A case-by-case evaluation of these proteins—which we deem to be “highly flux-responsive” because of these large changes (i.e., at least two changes of 10-fold or more) in sialoglycosite abundance upon treatment with 1,3,4-O-Bu3ManNAc—revealed interesting biological features. First, in contrast to the global GO analysis, the highly flux-responsive proteins disproportionately fell into two expected categories as well as an unexpected category. The first category includes proteins involved in cell signaling (Figure 4A), a second category includes proteins involved in cell adhesion (Figure 4B), and the third (unexpected) category consists of chaperones linked to protein folding (Figure 4C). One notable aspect of these findings was that proteins involved in neural development were strongly represented (i.e., five of the 13 [LRP1, PLXNB2, PLXND1, L1CAM, and TENM3] fit into this category). We discuss each of these categories in more detail next including the cancer-relevance of each of the 13 proteins.
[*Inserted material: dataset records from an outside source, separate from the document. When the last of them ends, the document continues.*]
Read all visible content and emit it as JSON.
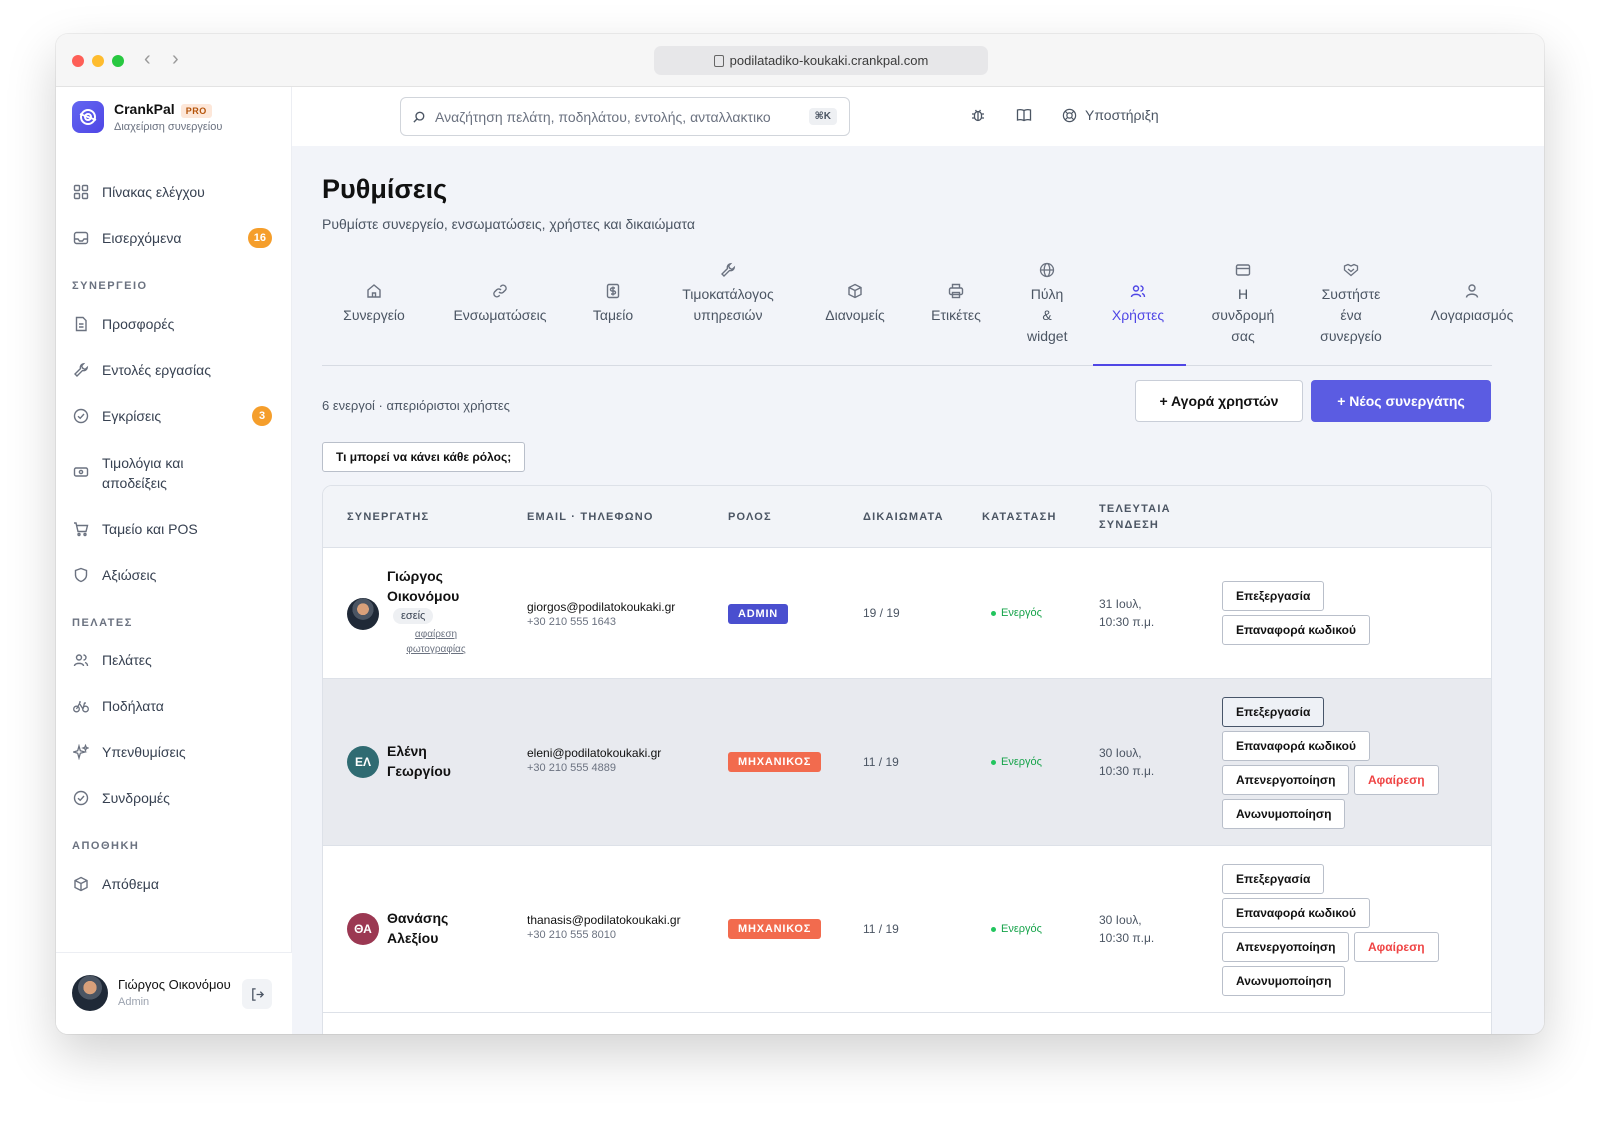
{
  "browser": {
    "url": "podilatadiko-koukaki.crankpal.com"
  },
  "brand": {
    "name": "CrankPal",
    "badge": "PRO",
    "subtitle": "Διαχείριση συνεργείου"
  },
  "search": {
    "placeholder": "Αναζήτηση πελάτη, ποδηλάτου, εντολής, ανταλλακτικο",
    "shortcut": "⌘K"
  },
  "topbar": {
    "support": "Υποστήριξη"
  },
  "sidebar": {
    "dashboard": "Πίνακας ελέγχου",
    "inbox": "Εισερχόμενα",
    "inbox_count": "16",
    "section_shop": "ΣΥΝΕΡΓΕΙΟ",
    "offers": "Προσφορές",
    "work_orders": "Εντολές εργασίας",
    "approvals": "Εγκρίσεις",
    "approvals_count": "3",
    "invoices": "Τιμολόγια και αποδείξεις",
    "pos": "Ταμείο και POS",
    "claims": "Αξιώσεις",
    "section_customers": "ΠΕΛΑΤΕΣ",
    "customers": "Πελάτες",
    "bikes": "Ποδήλατα",
    "reminders": "Υπενθυμίσεις",
    "subscriptions": "Συνδρομές",
    "section_storage": "ΑΠΟΘΗΚΗ",
    "stock": "Απόθεμα",
    "user_name": "Γιώργος Οικονόμου",
    "user_role": "Admin"
  },
  "page": {
    "title": "Ρυθμίσεις",
    "subtitle": "Ρυθμίστε συνεργείο, ενσωματώσεις, χρήστες και δικαιώματα"
  },
  "tabs": [
    {
      "label": "Συνεργείο",
      "icon": "home-icon"
    },
    {
      "label": "Ενσωματώσεις",
      "icon": "link-icon"
    },
    {
      "label": "Ταμείο",
      "icon": "cash-icon"
    },
    {
      "label": "Τιμοκατάλογος υπηρεσιών",
      "icon": "wrench-icon"
    },
    {
      "label": "Διανομείς",
      "icon": "box-icon"
    },
    {
      "label": "Ετικέτες",
      "icon": "printer-icon"
    },
    {
      "label": "Πύλη & widget",
      "icon": "globe-icon"
    },
    {
      "label": "Χρήστες",
      "icon": "users-icon",
      "active": true
    },
    {
      "label": "Η συνδρομή σας",
      "icon": "card-icon"
    },
    {
      "label": "Συστήστε ένα συνεργείο",
      "icon": "handshake-icon"
    },
    {
      "label": "Λογαριασμός",
      "icon": "user-icon"
    }
  ],
  "users_panel": {
    "count_text": "6 ενεργοί · απεριόριστοι χρήστες",
    "buy_button": "+ Αγορά χρηστών",
    "new_button": "+ Νέος συνεργάτης",
    "roles_button": "Τι μπορεί να κάνει κάθε ρόλος;"
  },
  "table": {
    "headers": {
      "partner": "ΣΥΝΕΡΓΑΤΗΣ",
      "contact": "EMAIL · ΤΗΛΕΦΩΝΟ",
      "role": "ΡΟΛΟΣ",
      "permissions": "ΔΙΚΑΙΩΜΑΤΑ",
      "status": "ΚΑΤΑΣΤΑΣΗ",
      "last_login": "ΤΕΛΕΥΤΑΙΑ ΣΥΝΔΕΣΗ"
    },
    "rows": [
      {
        "name": "Γιώργος Οικονόμου",
        "you_tag": "εσείς",
        "remove_photo": "αφαίρεση φωτογραφίας",
        "email": "giorgos@podilatokoukaki.gr",
        "phone": "+30 210 555 1643",
        "role": "ADMIN",
        "role_color": "#4a4fcf",
        "permissions": "19 / 19",
        "status": "Ενεργός",
        "last_login": "31 Ιουλ, 10:30 π.μ.",
        "actions": [
          "Επεξεργασία",
          "Επαναφορά κωδικού"
        ]
      },
      {
        "name": "Ελένη Γεωργίου",
        "initials": "ΕΛ",
        "avatar_color": "#2f6b72",
        "email": "eleni@podilatokoukaki.gr",
        "phone": "+30 210 555 4889",
        "role": "ΜΗΧΑΝΙΚΟΣ",
        "role_color": "#f26b4e",
        "permissions": "11 / 19",
        "status": "Ενεργός",
        "last_login": "30 Ιουλ, 10:30 π.μ.",
        "actions": [
          "Επεξεργασία",
          "Επαναφορά κωδικού",
          "Απενεργοποίηση",
          "Αφαίρεση",
          "Ανωνυμοποίηση"
        ]
      },
      {
        "name": "Θανάσης Αλεξίου",
        "initials": "ΘΑ",
        "avatar_color": "#9b3852",
        "email": "thanasis@podilatokoukaki.gr",
        "phone": "+30 210 555 8010",
        "role": "ΜΗΧΑΝΙΚΟΣ",
        "role_color": "#f26b4e",
        "permissions": "11 / 19",
        "status": "Ενεργός",
        "last_login": "30 Ιουλ, 10:30 π.μ.",
        "actions": [
          "Επεξεργασία",
          "Επαναφορά κωδικού",
          "Απενεργοποίηση",
          "Αφαίρεση",
          "Ανωνυμοποίηση"
        ]
      }
    ]
  }
}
Cell Signaling (Figure 4A)

Sialic acid is strongly linked to cell signaling (Allende and Proia, 2002; Schauer, 2009; Parker and Kohler, 2011); accordingly, we were not surprised that proteins identified as highly responsive to metabolic flux fell into this category. One of these, IGF2R (insulin-like growth factor 2 receptor), is a dual receptor for insulin-like growth factor 2 and mannose 6-phosphate. Functions of IGF2R include intracellular trafficking of lysosomal enzymes, activation of TGFβ, and the degradation of IGF2 (Bergman et al., 2013). A regulatory circuit links the insulin/IGF system with cancer through the glycosylation status of IGF2R (de-Freitas-Junior et al., 2017); in one example, desialylation of insulin receptors controls the proliferation of L6 myoblasts (Arabkhari et al., 2010). Finally, human tumors (including breast carcinomas) show genetic loss or mutation of IGF2R (Kalla Singh et al., 2010). A second receptor, LRP1 (low-density lipoprotein receptor-related protein 1), is a highly-glycosylated protein that plays a role in endocytosis, modulates cellular events related to β-amyloid precursor protein metabolism, mediates kinase-dependent intracellular signaling, and is involved in neuronal calcium signaling as well as neurotransmission (Mao et al., 2017). LRP1 has been linked to a causative role in breast cancer susceptibility based on ethnic origins (Beneš et al., 2003). A third highly flux-responsive protein involved in signal transduction (albeit not a receptor per se) is NCSTN (nicastrin). Nicastin is an essential subunit of the γ-secretase complex that catalyzes intramembrane cleavage of receptors involved in Notch signaling in a glycosylation- and sialic acid-dependent manner (Yu et al., 2000; Moniruzzaman et al., 2018). Nicastrin modulates the epithelial to mesenchymal transition and tumorigenicity in breast cancer cells (Lombardo et al., 2012, 2014). Finally, we identified two plexins (PLXNB2, plexin B2 and PLXND1, plexin D1). Plexins are proteins that function as receptors for semaphorin signaling proteins that play important roles in neuronal development (e.g., axonal guidance) (Janssen et al., 2012). In cancer plexins can be either oncogenic or tumor suppressors; for example, plexins A1-4 are tumor suppressors while plexin-B2 is tumor promoting (Ramesh et al., 2018) and plexin D1 has been associated with tumor vasculature (Roodink et al., 2009).

Cell Adhesion (Figure 4B)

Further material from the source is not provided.